Citigroup Q1 Revenue Reaches $21.6 Billion, Up 3% YoY

Citigroup reported Q1 revenue of $21.6 billion, a 3% year-over-year increase. The growth was driven by broad-based contributions from all five core businesses. Markets revenue rose 12% to $6 billion, with fixed income markets up 8% and equity markets revenue surging 23%. Citigroup’s U.S. pre-market shares rose nearly 1%. Despite macroeconomic uncertainties, Citigroup delivered strong financial performance. Q1 net income reached $4.1 billion, up 21% YoY, with earnings per share at $1.96. Total revenue stood at $21.6 billion, a 3% YoY increase, primarily supported by all five core businesses, particularly Markets, Banking, and Wealth.


On the 15th, Citigroup released its Q1 earnings report, showing: Q1 revenue of $21.6 billion, up 3% YoY; net income of $4.1 billion, up 21% YoY; and earnings per share of $1.96, up 24% YoY. Citigroup CEO Jane Fraser commented: “Quarter by quarter, we are building a track record of progress. We remain focused on executing our strategy, which is built on a diversified business mix that will perform well across various macroeconomic scenarios.”



Broad-Based Growth Across Five Businesses


Citigroup’s Q1 revenue growth was driven by contributions from all five core businesses, with Markets, Banking, and Wealth standing out. Key highlights:



Markets: The Markets business delivered strong performance, with revenue up 12% to $6 billion. Fixed income markets grew 8%, while equity markets revenue surged 23%, reflecting active client trading activity.



Banking: Banking revenue rose 12% YoY to $2 billion, with M&A advisory revenue up 84% YoY, signaling a recovery in corporate deal-making.



Wealth: Wealth management revenue increased 24% to $2.1 billion, with client investment assets growing 16% to $595 billion, demonstrating Citigroup’s enhanced competitiveness in wealth management.



Services: Services revenue grew 3% to $4.9 billion, marking its best Q1 performance in a decade, albeit at a slower pace.


U.S. Personal Banking (USPB): Revenue increased by 2% to $5.2 billion, primarily driven by branded cards and retail banking. The balance sheet remained robust, with enhanced capital returns.



Citigroup’s net interest income grew by 4% year-over-year, supported by contributions from USPB, Markets, Wealth, and Services, demonstrating the bank’s adaptability in a changing interest rate environment.
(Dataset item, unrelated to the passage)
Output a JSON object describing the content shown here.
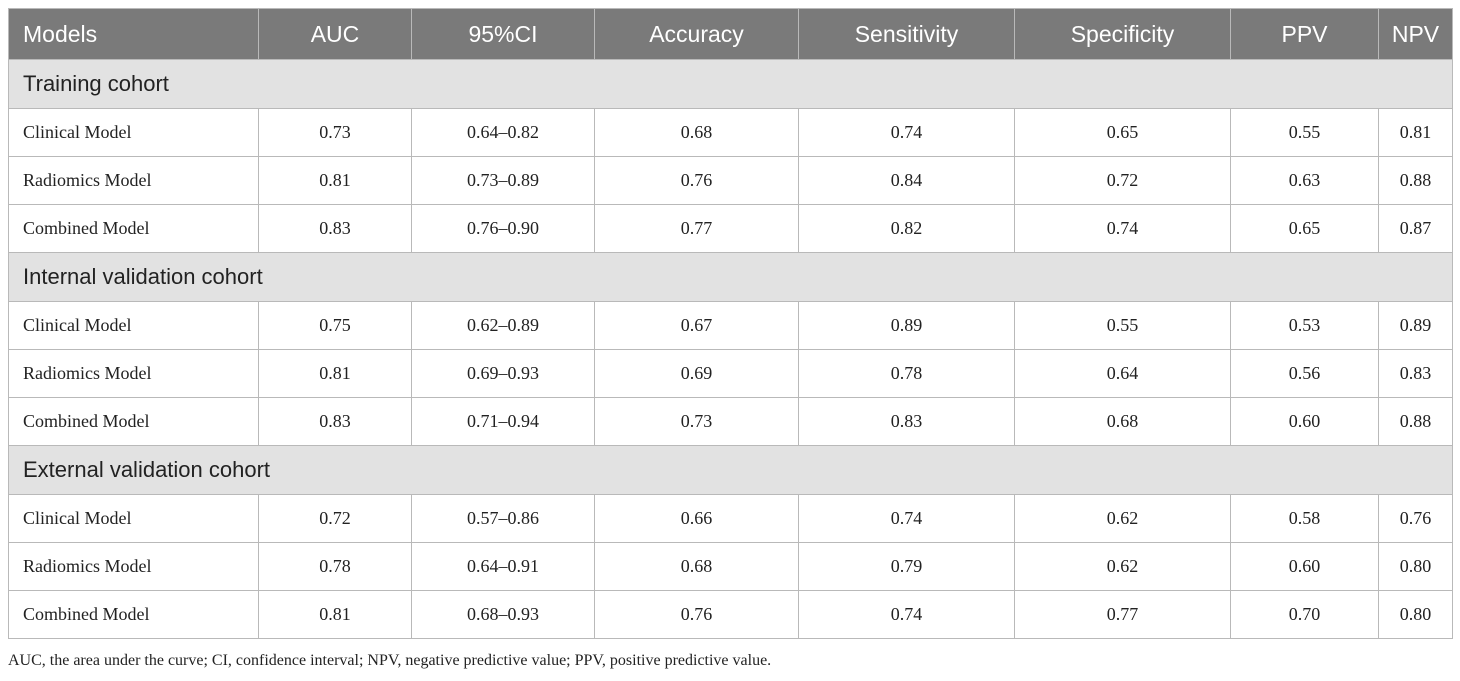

Operating expenses declined by 5% to $13.4 billion, reflecting organizational simplification and productivity improvements, though partially offset by higher technology and communication costs, transformation-related professional fees, and increased advertising and marketing expenditures.



Citigroup’s credit costs totaled $2.7 billion, up 15% year-over-year, due to higher loan loss reserves from a deteriorating macroeconomic outlook and increased net credit losses in the USPB card portfolio. As of quarter-end, Citigroup’s total loans stood at $702.1 billion, up 4% year-over-year, while deposits were approximately $1.3 trillion, up 1%. Tangible book value per share rose 6% to $91.52, reflecting the bank’s intrinsic value growth.



Citigroup’s preliminary CET1 capital ratio was 13.4%, slightly lower than the previous quarter’s 13.6% but well above regulatory requirements, providing a substantial capital buffer. During the quarter, Citigroup returned approximately $2.8 billion to common shareholders through dividends and share repurchases, including $1.75 billion in buybacks as part of its $20 billion repurchase program. Citigroup’s U.S. shares rose nearly 1% in pre-market trading.